Erdoğan urges citizens to ‘fill up’ Turkey’s squares after failed coup attempt

Erdoğan urges citizens to ‘fill up’ Turkey’s squares after failed coup attempt

ISTANBUL
Erdoğan urges citizens to ‘fill up’ Turkey’s squares after failed coup attempt

REUTERS photo

President Recep Tayyip Erdoğan on July 17 urged people to fill up city squares across the country, following the failed military coup attempt that began on the night of July 15.

“Especially this week is very important. In the same way, we will not leave the squares. You will fill up the squares. This is not a situation to let rest. This is not just a 12-hour operation. We will continue determinedly,” Erdoğan said, while addressing the crowd during a funeral ceremony of those who were killed in the incidents at Istanbul’s Fatih Mosque. 
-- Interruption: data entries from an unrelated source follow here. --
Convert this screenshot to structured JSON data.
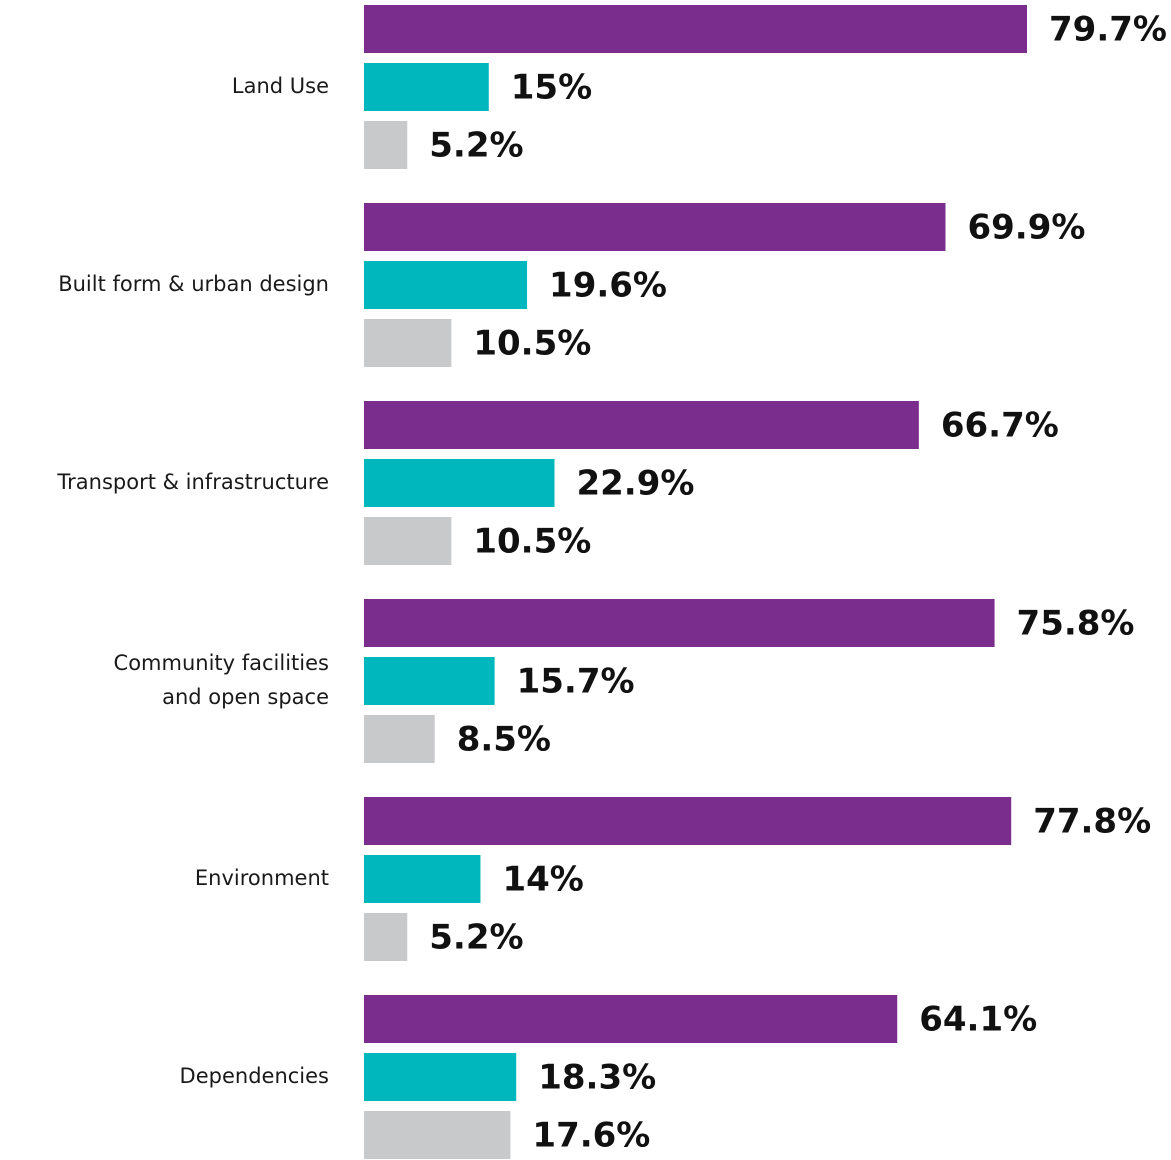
{
  "chart_data": {
    "type": "bar",
    "orientation": "horizontal",
    "categories": [
      [
        "Land Use"
      ],
      [
        "Built form & urban design"
      ],
      [
        "Transport & infrastructure"
      ],
      [
        "Community facilities",
        "and open space"
      ],
      [
        "Environment"
      ],
      [
        "Dependencies"
      ]
    ],
    "series": [
      {
        "color": "#7b2d8e",
        "values": [
          79.7,
          69.9,
          66.7,
          75.8,
          77.8,
          64.1
        ],
        "labels": [
          "79.7%",
          "69.9%",
          "66.7%",
          "75.8%",
          "77.8%",
          "64.1%"
        ]
      },
      {
        "color": "#00b7bd",
        "values": [
          15,
          19.6,
          22.9,
          15.7,
          14,
          18.3
        ],
        "labels": [
          "15%",
          "19.6%",
          "22.9%",
          "15.7%",
          "14%",
          "18.3%"
        ]
      },
      {
        "color": "#c8c9cb",
        "values": [
          5.2,
          10.5,
          10.5,
          8.5,
          5.2,
          17.6
        ],
        "labels": [
          "5.2%",
          "10.5%",
          "10.5%",
          "8.5%",
          "5.2%",
          "17.6%"
        ]
      }
    ],
    "xlim": [
      0,
      100
    ],
    "grid": false,
    "legend": "none",
    "title": "",
    "xlabel": "",
    "ylabel": ""
  }
}
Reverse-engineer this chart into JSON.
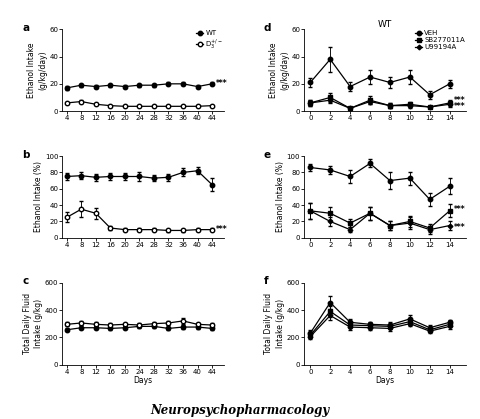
{
  "panel_a": {
    "days": [
      4,
      8,
      12,
      16,
      20,
      24,
      28,
      32,
      36,
      40,
      44
    ],
    "WT_mean": [
      17,
      19,
      18,
      19,
      18,
      19,
      19,
      20,
      20,
      18,
      20
    ],
    "WT_sem": [
      1.2,
      1.2,
      1.2,
      1.2,
      1.2,
      1.2,
      1.2,
      1.2,
      1.2,
      1.2,
      1.2
    ],
    "D3_mean": [
      6,
      7,
      5,
      4,
      3.5,
      3.5,
      3.5,
      3.5,
      3.5,
      3.5,
      4
    ],
    "D3_sem": [
      1.0,
      0.8,
      0.8,
      0.7,
      0.6,
      0.6,
      0.6,
      0.6,
      0.6,
      0.6,
      0.6
    ],
    "ylabel": "Ethanol Intake\n(g/kg/day)",
    "ylim": [
      0,
      60
    ],
    "yticks": [
      0,
      20,
      40,
      60
    ],
    "sig_text": "***",
    "label1": "WT",
    "label2": "D₃⁺/⁺"
  },
  "panel_b": {
    "days": [
      4,
      8,
      12,
      16,
      20,
      24,
      28,
      32,
      36,
      40,
      44
    ],
    "WT_mean": [
      75,
      76,
      74,
      75,
      75,
      75,
      73,
      74,
      80,
      82,
      65
    ],
    "WT_sem": [
      4,
      4,
      4,
      4,
      4,
      5,
      4,
      4,
      5,
      4,
      8
    ],
    "D3_mean": [
      25,
      35,
      30,
      12,
      10,
      10,
      10,
      9,
      9,
      10,
      10
    ],
    "D3_sem": [
      6,
      10,
      7,
      3,
      2,
      2,
      2,
      2,
      2,
      2,
      2
    ],
    "ylabel": "Ethanol Intake (%)",
    "ylim": [
      0,
      100
    ],
    "yticks": [
      0,
      20,
      40,
      60,
      80,
      100
    ],
    "sig_text": "***"
  },
  "panel_c": {
    "days": [
      4,
      8,
      12,
      16,
      20,
      24,
      28,
      32,
      36,
      40,
      44
    ],
    "WT_mean": [
      255,
      270,
      270,
      265,
      270,
      280,
      280,
      265,
      275,
      275,
      265
    ],
    "WT_sem": [
      12,
      12,
      12,
      12,
      12,
      12,
      12,
      12,
      12,
      12,
      12
    ],
    "D3_mean": [
      295,
      305,
      295,
      290,
      295,
      290,
      300,
      305,
      320,
      295,
      290
    ],
    "D3_sem": [
      15,
      15,
      15,
      12,
      12,
      12,
      12,
      15,
      25,
      12,
      12
    ],
    "ylabel": "Total Daily Fluid\nIntake (g/kg)",
    "ylim": [
      0,
      600
    ],
    "yticks": [
      0,
      200,
      400,
      600
    ]
  },
  "panel_d": {
    "days": [
      0,
      2,
      4,
      6,
      8,
      10,
      12,
      14
    ],
    "VEH_mean": [
      21,
      38,
      18,
      25,
      21,
      25,
      12,
      20
    ],
    "VEH_sem": [
      3,
      9,
      3,
      5,
      4,
      5,
      3,
      3
    ],
    "SB_mean": [
      6,
      10,
      2,
      8,
      4,
      5,
      3,
      6
    ],
    "SB_sem": [
      2,
      3,
      1,
      3,
      2,
      2,
      1,
      2
    ],
    "U99_mean": [
      6,
      8,
      2,
      7,
      4,
      4,
      3,
      5
    ],
    "U99_sem": [
      2,
      2,
      1,
      2,
      2,
      2,
      1,
      2
    ],
    "ylabel": "Ethanol Intake\n(g/kg/day)",
    "ylim": [
      0,
      60
    ],
    "yticks": [
      0,
      20,
      40,
      60
    ],
    "title": "WT",
    "sig_text": "***"
  },
  "panel_e": {
    "days": [
      0,
      2,
      4,
      6,
      8,
      10,
      12,
      14
    ],
    "VEH_mean": [
      86,
      83,
      75,
      91,
      70,
      73,
      47,
      63
    ],
    "VEH_sem": [
      4,
      5,
      8,
      5,
      10,
      8,
      8,
      10
    ],
    "SB_mean": [
      33,
      30,
      18,
      30,
      15,
      20,
      12,
      33
    ],
    "SB_sem": [
      10,
      8,
      5,
      8,
      6,
      7,
      5,
      8
    ],
    "U99_mean": [
      33,
      20,
      10,
      30,
      15,
      18,
      10,
      15
    ],
    "U99_sem": [
      10,
      5,
      3,
      8,
      6,
      7,
      5,
      5
    ],
    "ylabel": "Ethanol Intake (%)",
    "ylim": [
      0,
      100
    ],
    "yticks": [
      0,
      20,
      40,
      60,
      80,
      100
    ],
    "sig_text": "***"
  },
  "panel_f": {
    "days": [
      0,
      2,
      4,
      6,
      8,
      10,
      12,
      14
    ],
    "VEH_mean": [
      230,
      455,
      310,
      295,
      290,
      335,
      270,
      310
    ],
    "VEH_sem": [
      20,
      50,
      25,
      20,
      20,
      25,
      20,
      20
    ],
    "SB_mean": [
      215,
      390,
      290,
      285,
      280,
      315,
      255,
      295
    ],
    "SB_sem": [
      18,
      40,
      22,
      18,
      18,
      22,
      18,
      18
    ],
    "U99_mean": [
      205,
      360,
      275,
      270,
      265,
      300,
      245,
      280
    ],
    "U99_sem": [
      15,
      35,
      20,
      16,
      16,
      20,
      16,
      16
    ],
    "ylabel": "Total Daily Fluid\nIntake (g/kg)",
    "ylim": [
      0,
      600
    ],
    "yticks": [
      0,
      200,
      400,
      600
    ]
  },
  "xlabel_left": "Days",
  "xlabel_right": "Days",
  "bottom_label": "Neuropsychopharmacology"
}
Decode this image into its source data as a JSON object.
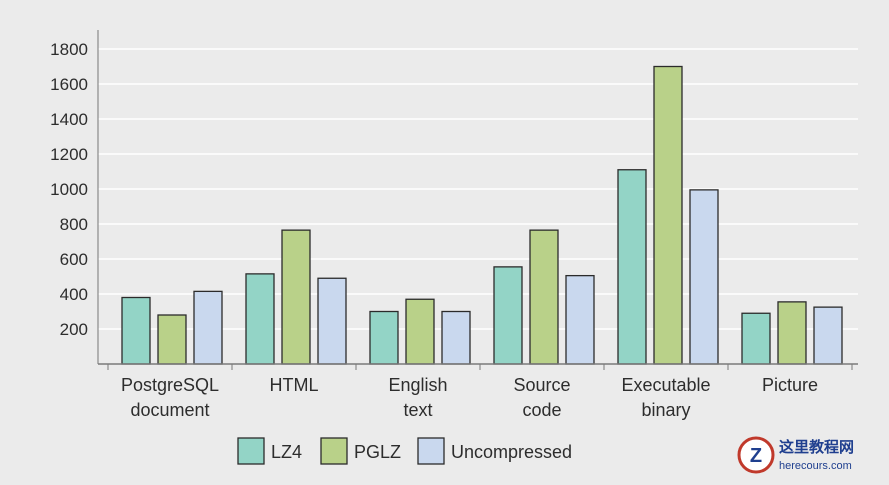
{
  "chart_data": {
    "type": "bar",
    "categories": [
      [
        "PostgreSQL",
        "document"
      ],
      [
        "HTML"
      ],
      [
        "English",
        "text"
      ],
      [
        "Source",
        "code"
      ],
      [
        "Executable",
        "binary"
      ],
      [
        "Picture"
      ]
    ],
    "series": [
      {
        "name": "LZ4",
        "color": "#93d4c6",
        "values": [
          380,
          515,
          300,
          555,
          1110,
          290
        ]
      },
      {
        "name": "PGLZ",
        "color": "#b9d189",
        "values": [
          280,
          765,
          370,
          765,
          1700,
          355
        ]
      },
      {
        "name": "Uncompressed",
        "color": "#c9d8ee",
        "values": [
          415,
          490,
          300,
          505,
          995,
          325
        ]
      }
    ],
    "y_ticks": [
      200,
      400,
      600,
      800,
      1000,
      1200,
      1400,
      1600,
      1800
    ],
    "ylim": [
      0,
      1800
    ],
    "grid": true,
    "legend_position": "bottom-center"
  },
  "watermark": {
    "logo_text": "Z",
    "title": "这里教程网",
    "url": "herecours.com"
  }
}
The president added that the coup attempt had failed thanks to the people who heeded his call to take to the streets across the country to thwart the plot by the representatives of the Fethullahist Terrorist Organization (FETÖ). Some 161 people were killed during the incidents, he added.

Erdoğan said the movement of those instructed by “superior minds” that cannot stand the unity and brotherhood of the nation to take over the state became a de facto armed attack on July 15.

As the crowd chanted “We want the death penalty,” referring to its restoration after 12 years, Erdoğan said the demands of the public in democracies could not be set aside, while noting that it would be evaluated by judicial authorities.

“I also expressed this yesterday: In democracies, the demand of the public cannot be set aside. This is your right. The evaluation of that demand will be made by the related authorities constitutionally and then a decision will be taken. We have always put emotions in the background so far. We have looked before we leapt when taking decisions and we will take this step in a very positive way,” Erdoğan said.

The president also said the representatives of FETÖ tried to make the country’s legislative, executive and judicial bodies to clash but failed.

He pledged that the purging period started with the latest detentions would continue in all state institutions, including the judiciary and military, saying that they had surrounded the state like “a cancer virus.”

Erdoğan said the country would demand the handover of representatives of the organization from the U.S. and other Western countries. He said he repeatedly warned all statesmen he met about the organization but they did not take it seriously.

The president also reminded that the country designated it a terror organization just like the outlawed Kurdistan Workers’ Party (PKK), saying it was not enough and vowing to bring those representatives back to the country.

Erdoğan said Turkey was neither a country that could be undersold by such uprisings nor a country that could be managed from Pennsylvania, referring to the residence of U.S.-based Islamic scholar Fethullah Gülen.

Following the failed coup attempt on July 15, thousands of people again took to the streets late on July 16 across Turkey to condemn the coup attempt.

Protesters waved flags and chanted anti-coup slogans all night long in the central squares of Istanbul, Ankara and İzmir.

Turkish officials have repeatedly called on citizens to continue protesting the coup attempt in public squares.